Quand vient l'automne est un thriller, et François Ozon y tient. Rapidement, ce qui était un film mystérieux porté par deux personnages féminins intrigants - à Hollywood on dirait character driven - devient un thriller criminel à la mécanique traditionnelle - on passe dans le plot driven -. On peut ainsi constater, seul point tremblant de la structure du récit, que le réalisateur semble hésiter entre le magnifique portrait et sa ligne de fuite métaphysique qu'il offre à Hélène Vincent et le pur exercice de genre, avec sa course et ses performances de jeu codées - mais néanmoins formidables-.

Le meilleur thriller français depuis Anatomie d'une chute

La mécanique tragique de Quand vient l'automne est implacable et va révéler non pas un secret, mais un passé qui écrase tout. Comme dans Anatomie d'une chute, la mort arrive sans qu'on s'y attende et sans qu'on parvienne facilement à l'expliquer. Est-ce la nature des choses, la vie tout simplement qui suit son cours avec son irréductible violence, où est-ce la malveillance humaine qui a pris le dessus et qui ordonne le récit ? Qui a eu raison, qui a eu tort ? Qui est coupable de quoi ?

Il n'est pas tant question de non-dits que de "non-entendus" dans Quand vient l'automne. Ce qui déchire constamment le lien entre Michelle et sa fille Valérie, ce n'est pas ce que la mère cacherait ou ne dirait pas - elle l'assume -, mais ce que sa fille ne veut pas entendre, savoir, accepter.

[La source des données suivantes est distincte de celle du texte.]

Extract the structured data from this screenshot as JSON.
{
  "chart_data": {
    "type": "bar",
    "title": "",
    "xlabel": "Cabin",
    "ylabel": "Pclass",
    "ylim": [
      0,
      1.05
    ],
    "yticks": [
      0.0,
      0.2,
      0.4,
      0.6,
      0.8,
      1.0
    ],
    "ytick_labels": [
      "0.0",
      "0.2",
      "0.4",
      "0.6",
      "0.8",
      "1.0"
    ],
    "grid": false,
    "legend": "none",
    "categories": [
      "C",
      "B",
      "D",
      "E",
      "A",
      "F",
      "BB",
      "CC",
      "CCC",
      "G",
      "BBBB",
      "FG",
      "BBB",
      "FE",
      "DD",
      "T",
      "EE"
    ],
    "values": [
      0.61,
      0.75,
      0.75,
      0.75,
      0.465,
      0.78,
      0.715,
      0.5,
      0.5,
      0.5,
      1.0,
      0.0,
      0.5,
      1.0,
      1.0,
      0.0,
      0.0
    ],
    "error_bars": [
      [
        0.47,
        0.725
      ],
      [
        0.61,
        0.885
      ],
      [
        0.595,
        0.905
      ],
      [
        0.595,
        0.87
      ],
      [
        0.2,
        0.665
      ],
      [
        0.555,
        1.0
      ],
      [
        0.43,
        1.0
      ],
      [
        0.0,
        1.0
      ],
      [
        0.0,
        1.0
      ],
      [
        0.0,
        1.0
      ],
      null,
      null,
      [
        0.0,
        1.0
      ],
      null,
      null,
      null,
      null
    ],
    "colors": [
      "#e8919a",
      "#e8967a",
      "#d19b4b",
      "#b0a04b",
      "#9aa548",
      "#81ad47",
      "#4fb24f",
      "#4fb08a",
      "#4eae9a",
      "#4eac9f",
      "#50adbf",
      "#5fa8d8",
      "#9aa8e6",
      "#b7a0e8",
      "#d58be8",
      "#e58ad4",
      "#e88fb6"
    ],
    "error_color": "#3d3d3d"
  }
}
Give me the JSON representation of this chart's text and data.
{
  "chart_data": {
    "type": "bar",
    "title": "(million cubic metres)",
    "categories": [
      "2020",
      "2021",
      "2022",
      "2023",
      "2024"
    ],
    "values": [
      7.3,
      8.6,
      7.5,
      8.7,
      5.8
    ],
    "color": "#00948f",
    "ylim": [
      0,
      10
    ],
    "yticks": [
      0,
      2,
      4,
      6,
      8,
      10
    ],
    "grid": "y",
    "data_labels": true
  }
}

Une affaire féminine avec laquelle les garçons, Vincent et Lucas, le petit-fils de Michelle, interagissent avec une innocence renversante. Même quand cette innocence est brutale et mortelle.

Dans une perspective plus ludique et, paradoxalement à son genre et son ambiance, plus joyeuse, Quand vient l'automne fait comme Anatomie d'une chute, peignant avant tout le portrait d'une femme qui sort de la case où on voudrait la ranger. Au crépuscule de sa vie, Michelle trouve ainsi un formidable espace d'existence, entre la libération totale et le spectre de la dépendance, pour se donner une dernière "famille" et faire valser les certitudes comme les feuilles mortes dans une gracieuse brise d'automne. Diaboliquement amusant, Quand vient l'automne est alors aussi très beau.

Quand vient l'automne de François Ozon, en salles le 2 octobre 2024. Ci-dessus la bande-annonce.

Conclusion

Note de la rédaction

Malin jusqu'à être vicieux, haletant comme subversif, "Quand vient l'automne" est le nouveau thriller de François Ozon et le réalisateur réussit parfaitement l'exercice. Cerise sur le champignon, Hélène Vincent et Pierre Lottin livrent deux performances fascinantes dans ce récit criminel de haute précision. À voir absolument.